Foi com sonoras declarações de protesto e indignação que foi recebida a recente decisão da Standard and Poor’s de baixar, de uma assentada, o ‘rating’ de 9 países da zona euro – incluindo Portugal (em dois níveis, para “lixo”) – e de tirar o ‘rating’ AAA à França e à Áustria, bem como ao próprio Fundo Europeu de Estabilidade Financeira.
Um arraso. Por cá, o Ministério das Finanças não se conteve e emitiu mesmo, no próprio dia (sexta-feira 13), um comunicado fortemente crítico para aquela agência de ‘rating’, argumentando contra ela e acusando-a de ter tomado uma decisão “infundada” e cheia de “inconsistências”.
Pelos vistos, já lá vai o tempo em que não se podia criticar as agências de ‘rating’ e muito menos “insultar” os mercados, negando a racionalidade das suas respostas e denunciando a sua manifesta captura pelos interesses da especulação financeira. Isso era dantes, noutro tempo, quando o Governo era outro. Era o tempo em que a palavra das agências de ‘rating’ devia ser vista como a luz do farol na noite escura dos mercados. E era o tempo em que a maior crise internacional dos últimos oitenta anos se resumia, afinal, a um simples “abalozito de terras” ou em que a própria crise das dívidas soberanas era culpa das políticas nacionais erradas e nunca, jamais, em tempo algum, uma crise sistémica da zona euro.
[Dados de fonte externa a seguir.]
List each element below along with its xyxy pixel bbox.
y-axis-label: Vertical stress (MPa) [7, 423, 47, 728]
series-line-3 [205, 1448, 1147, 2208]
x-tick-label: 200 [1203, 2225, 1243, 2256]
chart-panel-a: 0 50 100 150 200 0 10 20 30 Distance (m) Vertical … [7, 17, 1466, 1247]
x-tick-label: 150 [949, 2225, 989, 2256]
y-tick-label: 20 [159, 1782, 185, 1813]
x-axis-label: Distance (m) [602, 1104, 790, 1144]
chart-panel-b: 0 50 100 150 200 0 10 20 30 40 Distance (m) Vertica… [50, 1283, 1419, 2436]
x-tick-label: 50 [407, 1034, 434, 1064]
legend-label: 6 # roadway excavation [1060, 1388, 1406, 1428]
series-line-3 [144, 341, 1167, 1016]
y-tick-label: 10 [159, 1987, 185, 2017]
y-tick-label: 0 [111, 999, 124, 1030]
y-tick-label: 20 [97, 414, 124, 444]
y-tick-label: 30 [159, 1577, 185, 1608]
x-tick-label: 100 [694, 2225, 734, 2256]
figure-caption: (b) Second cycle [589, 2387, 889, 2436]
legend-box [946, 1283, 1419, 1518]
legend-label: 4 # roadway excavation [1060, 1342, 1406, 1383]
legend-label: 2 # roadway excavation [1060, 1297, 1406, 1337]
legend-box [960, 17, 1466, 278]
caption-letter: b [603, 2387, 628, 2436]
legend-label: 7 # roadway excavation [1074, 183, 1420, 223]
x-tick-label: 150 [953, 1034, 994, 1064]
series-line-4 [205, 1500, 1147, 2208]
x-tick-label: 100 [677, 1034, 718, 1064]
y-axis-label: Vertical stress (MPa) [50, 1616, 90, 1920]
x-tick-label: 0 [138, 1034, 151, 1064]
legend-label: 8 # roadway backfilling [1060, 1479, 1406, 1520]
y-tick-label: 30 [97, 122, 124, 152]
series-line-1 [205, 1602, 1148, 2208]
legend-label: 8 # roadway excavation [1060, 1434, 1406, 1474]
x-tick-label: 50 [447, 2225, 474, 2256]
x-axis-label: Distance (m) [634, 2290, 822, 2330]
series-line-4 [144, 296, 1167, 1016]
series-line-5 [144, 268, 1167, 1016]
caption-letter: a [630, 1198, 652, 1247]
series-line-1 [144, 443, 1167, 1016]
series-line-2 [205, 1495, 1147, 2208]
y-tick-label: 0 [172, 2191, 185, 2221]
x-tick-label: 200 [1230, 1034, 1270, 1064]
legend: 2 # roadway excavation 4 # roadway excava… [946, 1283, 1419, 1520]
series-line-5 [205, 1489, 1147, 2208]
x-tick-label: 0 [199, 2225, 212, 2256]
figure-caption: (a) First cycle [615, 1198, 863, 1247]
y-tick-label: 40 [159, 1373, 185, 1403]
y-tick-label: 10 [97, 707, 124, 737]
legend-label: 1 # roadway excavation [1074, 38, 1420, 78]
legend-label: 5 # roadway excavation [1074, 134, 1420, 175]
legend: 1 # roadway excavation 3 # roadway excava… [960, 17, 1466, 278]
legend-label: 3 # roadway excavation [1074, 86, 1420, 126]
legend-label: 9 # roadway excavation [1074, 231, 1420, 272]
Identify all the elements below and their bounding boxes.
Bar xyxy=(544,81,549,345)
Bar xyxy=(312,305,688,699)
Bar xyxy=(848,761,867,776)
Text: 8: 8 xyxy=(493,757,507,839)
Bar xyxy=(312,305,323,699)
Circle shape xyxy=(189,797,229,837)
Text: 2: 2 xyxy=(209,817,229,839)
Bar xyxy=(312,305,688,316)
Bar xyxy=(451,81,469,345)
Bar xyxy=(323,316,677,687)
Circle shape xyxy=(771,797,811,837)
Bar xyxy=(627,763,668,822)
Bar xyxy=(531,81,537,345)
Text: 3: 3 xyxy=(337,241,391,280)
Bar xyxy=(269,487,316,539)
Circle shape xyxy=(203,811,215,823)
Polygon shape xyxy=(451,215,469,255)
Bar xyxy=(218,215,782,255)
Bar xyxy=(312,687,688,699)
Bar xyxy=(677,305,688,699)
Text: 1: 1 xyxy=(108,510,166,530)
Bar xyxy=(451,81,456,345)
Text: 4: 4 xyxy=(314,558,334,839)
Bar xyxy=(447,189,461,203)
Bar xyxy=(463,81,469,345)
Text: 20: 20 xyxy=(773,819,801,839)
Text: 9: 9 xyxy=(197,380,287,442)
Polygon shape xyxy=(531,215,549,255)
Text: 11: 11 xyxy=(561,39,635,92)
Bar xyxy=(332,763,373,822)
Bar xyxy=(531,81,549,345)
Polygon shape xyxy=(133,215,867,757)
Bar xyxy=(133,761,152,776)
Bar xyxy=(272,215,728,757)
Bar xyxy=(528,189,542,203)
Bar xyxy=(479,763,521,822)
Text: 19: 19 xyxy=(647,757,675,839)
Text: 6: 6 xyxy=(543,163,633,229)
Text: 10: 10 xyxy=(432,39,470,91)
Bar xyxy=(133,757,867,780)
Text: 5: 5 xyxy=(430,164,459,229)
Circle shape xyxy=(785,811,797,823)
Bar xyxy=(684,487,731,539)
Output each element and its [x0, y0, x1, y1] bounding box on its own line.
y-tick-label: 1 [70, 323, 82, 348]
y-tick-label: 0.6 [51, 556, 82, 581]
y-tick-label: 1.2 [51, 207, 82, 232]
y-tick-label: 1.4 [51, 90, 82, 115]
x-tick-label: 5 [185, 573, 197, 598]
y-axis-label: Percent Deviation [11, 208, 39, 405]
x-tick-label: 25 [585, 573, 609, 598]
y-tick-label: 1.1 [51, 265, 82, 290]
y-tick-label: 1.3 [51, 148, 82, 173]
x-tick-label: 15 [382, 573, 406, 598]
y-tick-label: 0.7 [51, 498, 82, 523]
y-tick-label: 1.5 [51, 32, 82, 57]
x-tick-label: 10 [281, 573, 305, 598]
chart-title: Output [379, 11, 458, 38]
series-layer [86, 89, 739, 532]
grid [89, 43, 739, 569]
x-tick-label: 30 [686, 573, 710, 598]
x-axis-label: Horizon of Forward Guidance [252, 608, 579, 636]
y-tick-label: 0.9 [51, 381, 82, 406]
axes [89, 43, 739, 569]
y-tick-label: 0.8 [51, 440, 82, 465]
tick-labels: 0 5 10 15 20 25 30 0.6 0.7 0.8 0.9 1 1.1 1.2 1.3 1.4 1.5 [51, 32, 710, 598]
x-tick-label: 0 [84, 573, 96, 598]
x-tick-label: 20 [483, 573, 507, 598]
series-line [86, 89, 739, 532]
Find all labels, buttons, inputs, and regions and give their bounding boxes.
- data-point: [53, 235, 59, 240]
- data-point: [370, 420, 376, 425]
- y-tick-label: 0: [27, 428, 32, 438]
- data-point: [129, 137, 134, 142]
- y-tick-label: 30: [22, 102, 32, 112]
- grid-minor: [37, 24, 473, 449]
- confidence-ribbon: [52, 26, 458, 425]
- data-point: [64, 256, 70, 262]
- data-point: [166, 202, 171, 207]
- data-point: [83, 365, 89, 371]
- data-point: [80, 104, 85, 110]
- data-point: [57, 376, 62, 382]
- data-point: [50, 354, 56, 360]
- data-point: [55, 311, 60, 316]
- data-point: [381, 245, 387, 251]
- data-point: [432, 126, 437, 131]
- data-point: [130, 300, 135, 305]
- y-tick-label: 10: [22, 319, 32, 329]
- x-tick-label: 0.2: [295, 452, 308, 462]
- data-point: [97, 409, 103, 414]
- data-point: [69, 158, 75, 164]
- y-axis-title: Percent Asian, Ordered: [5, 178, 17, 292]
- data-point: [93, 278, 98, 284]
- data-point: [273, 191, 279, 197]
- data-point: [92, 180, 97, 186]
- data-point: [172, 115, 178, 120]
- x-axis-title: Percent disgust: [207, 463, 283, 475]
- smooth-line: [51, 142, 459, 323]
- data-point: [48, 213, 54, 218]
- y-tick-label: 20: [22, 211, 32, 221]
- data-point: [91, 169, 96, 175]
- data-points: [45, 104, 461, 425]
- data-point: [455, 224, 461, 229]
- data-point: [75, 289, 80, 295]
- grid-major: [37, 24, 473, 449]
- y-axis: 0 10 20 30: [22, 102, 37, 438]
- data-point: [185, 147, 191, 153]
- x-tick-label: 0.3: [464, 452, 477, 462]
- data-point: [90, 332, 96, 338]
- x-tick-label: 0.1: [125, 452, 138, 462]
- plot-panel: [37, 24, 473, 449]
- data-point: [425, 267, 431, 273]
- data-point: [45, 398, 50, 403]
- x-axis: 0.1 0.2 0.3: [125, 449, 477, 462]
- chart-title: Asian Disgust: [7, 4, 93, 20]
Diz o povo, “não há mal que sempre dure, nem bem que nunca acabe”. Agora, subitamente, a crise passou a ser “internacional”, passou até a ser “do euro” e – vejam só! – tornou-se “sistémica”. Quanto às agências de ‘rating’, nem é bom falar: suspeitas de uma tenebrosa conspiração contra o euro a soldo de obscuros interesses norte-americanos, passaram a distribuir “murros no estômago” a torto e a direito e a tomar – imagine-se! – decisões “inconsistentes” e “infundadas”! É extraordinário como, mudado o Governo, mudou tão subitamente para muitos a compreensão da crise que enfrentamos!
Vale a pena sublinhar, porém, o primeiro de todos os argumentos invocados pelo Ministério das Finanças para criticar a decisão da Standard and Poor’s de baixar o ‘rating’ de vários países da zona euro. Diz o Ministério das Finanças, logo a abrir o seu comunicado, que a decisão corresponde a uma “quebra metodológica significativa”, na medida em que “a S&P parece ter substituído a sua análise individualizada por país por uma análise sistémica baseada na área do euro”, o que conduz a avaliações que não reflectem adequadamente “as realidades nacionais”.
Para o Governo há, portanto, um problema de “método”: a S&P é criticada por baixar o “rating” de Portugal e de vários outros países em função de uma “análise sistémica” referente à “área do euro”. É difícil imaginar pior razão para fundamentar a crítica. O que a S&P questiona, em primeira linha, é a insuficiência das respostas europeias à crise e a sua insistência numa austeridade que a agência considera cada vez mais “contraproducente”, com consequências que atingem a “área do euro” no seu conjunto – e cujo impacto se reflecte nos ‘ratings’ a atribuir. E esta é uma análise absolutamente certeira: a resposta europeia tem estado manifestamente aquém do necessário. Melhor faria o Governo em invocar esta análise em defesa de uma resposta diferente e mais equilibrada da zona euro a esta crise, em termos que melhor sirvam os interesses nacionais e os interesses do projecto europeu.
Mas não. Sempre fiel à doutrina Merkel, o Ministro das Finanças resolveu escrever no mesmo comunicado exactamente o contrário: as decisões tomadas na cimeira do euro, diz ele, “abrem caminho ao desenvolvimento dos mecanismos necessários para superar a crise” e “assegurar o regresso a uma trajectória de crescimento e de criação de emprego na área do euro” (sic).
Este “discurso do método”, perfilhado pelo Ministro das Finanças, não é só o sinal de uma dúvida metódica quanto à verdadeira natureza sistémica desta crise. É pior do que isso: é o sinal claro de uma filosofia errada.